A - I love to code and design software, shaping features and products every week, but some of the code that I’m most proud of often sits behind the scenes, making things more secure or more performant. For example, writing a thermal printer driver for a product we developed into a sister company: SwipeStation. I built it in JavaScript which was great fun and a nice change as hardware hacking isn’t something you do every day in web development. The all-time favourite has to be the data schema and validation module that I built in 2011, it is at the core of everything we’ve done since and is still going strong.

Q - An approximate estimate on number of lines of code you have written in your lifetime please!?

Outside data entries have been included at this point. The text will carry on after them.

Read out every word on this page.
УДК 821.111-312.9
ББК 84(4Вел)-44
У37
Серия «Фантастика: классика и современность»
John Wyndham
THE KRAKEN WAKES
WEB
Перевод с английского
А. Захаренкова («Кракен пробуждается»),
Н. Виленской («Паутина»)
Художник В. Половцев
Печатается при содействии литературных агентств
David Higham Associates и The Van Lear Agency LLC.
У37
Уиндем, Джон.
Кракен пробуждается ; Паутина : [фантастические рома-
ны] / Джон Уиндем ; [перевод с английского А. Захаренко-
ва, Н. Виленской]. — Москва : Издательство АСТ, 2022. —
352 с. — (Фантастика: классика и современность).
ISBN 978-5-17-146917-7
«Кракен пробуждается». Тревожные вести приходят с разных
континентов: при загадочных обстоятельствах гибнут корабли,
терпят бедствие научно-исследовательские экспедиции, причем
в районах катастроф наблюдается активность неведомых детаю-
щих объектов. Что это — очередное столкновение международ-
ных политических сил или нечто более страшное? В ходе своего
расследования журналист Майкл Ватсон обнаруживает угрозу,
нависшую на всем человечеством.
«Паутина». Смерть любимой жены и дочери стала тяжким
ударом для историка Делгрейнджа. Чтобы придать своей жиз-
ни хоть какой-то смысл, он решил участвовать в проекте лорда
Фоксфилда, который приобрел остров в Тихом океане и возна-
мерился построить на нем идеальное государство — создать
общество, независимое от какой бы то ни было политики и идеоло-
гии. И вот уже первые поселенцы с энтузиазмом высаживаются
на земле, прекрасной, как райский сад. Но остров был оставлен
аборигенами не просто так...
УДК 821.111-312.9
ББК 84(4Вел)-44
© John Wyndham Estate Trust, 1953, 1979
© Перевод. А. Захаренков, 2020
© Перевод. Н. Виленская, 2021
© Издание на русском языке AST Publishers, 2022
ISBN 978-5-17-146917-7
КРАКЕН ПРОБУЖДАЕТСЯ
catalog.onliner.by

A - It is just as much about how many lines you remove as how many you add. My role is often to refactor work and I can often remove more lines of code than I add on some weeks. For every line of code, there is an increased likelihood of error so the less code you have the better. I would estimate about 100K lines of code a year, so over my life it has to be somewhere around 2.5 million lines of code. Wow, that is a lot of bugs!

 
Paul bouldering

Q - Finally, you love climbing and coding. Both require skill, endurance and solution finding. Which is more challenging and why?

A - Climbing is certainly more of a challenge. With coding you develop and grow your skills and knowledge and if you take a break, it doesn’t take long to get back up to speed. With climbing while your technic remains in a similar way, your strength and power takes a long time to build up and goes very quickly if you don’t train. Climbing unlike coding is measured against a grading system so it keeps you honest, you know at all times, how good or bad you are, and how hard you can climb. With coding, you have no idea if you are the best developer in the world or the worst. This can make developers, including myself, get a little self-assured because even when they are doing a bad job, they can look like they are in control. I think it is really important to measure yourself and keep yourself grounded in all that you do. Setting goals and letting yourself be compared to the best in your field, is a great way you can be honest with yourself and those around you. It doesn’t matter how good or bad you are, being the best in the world isn’t the aim. If you can best you can be, add value with integrity then you have already won, and with that mentality, you’ll keep on winning.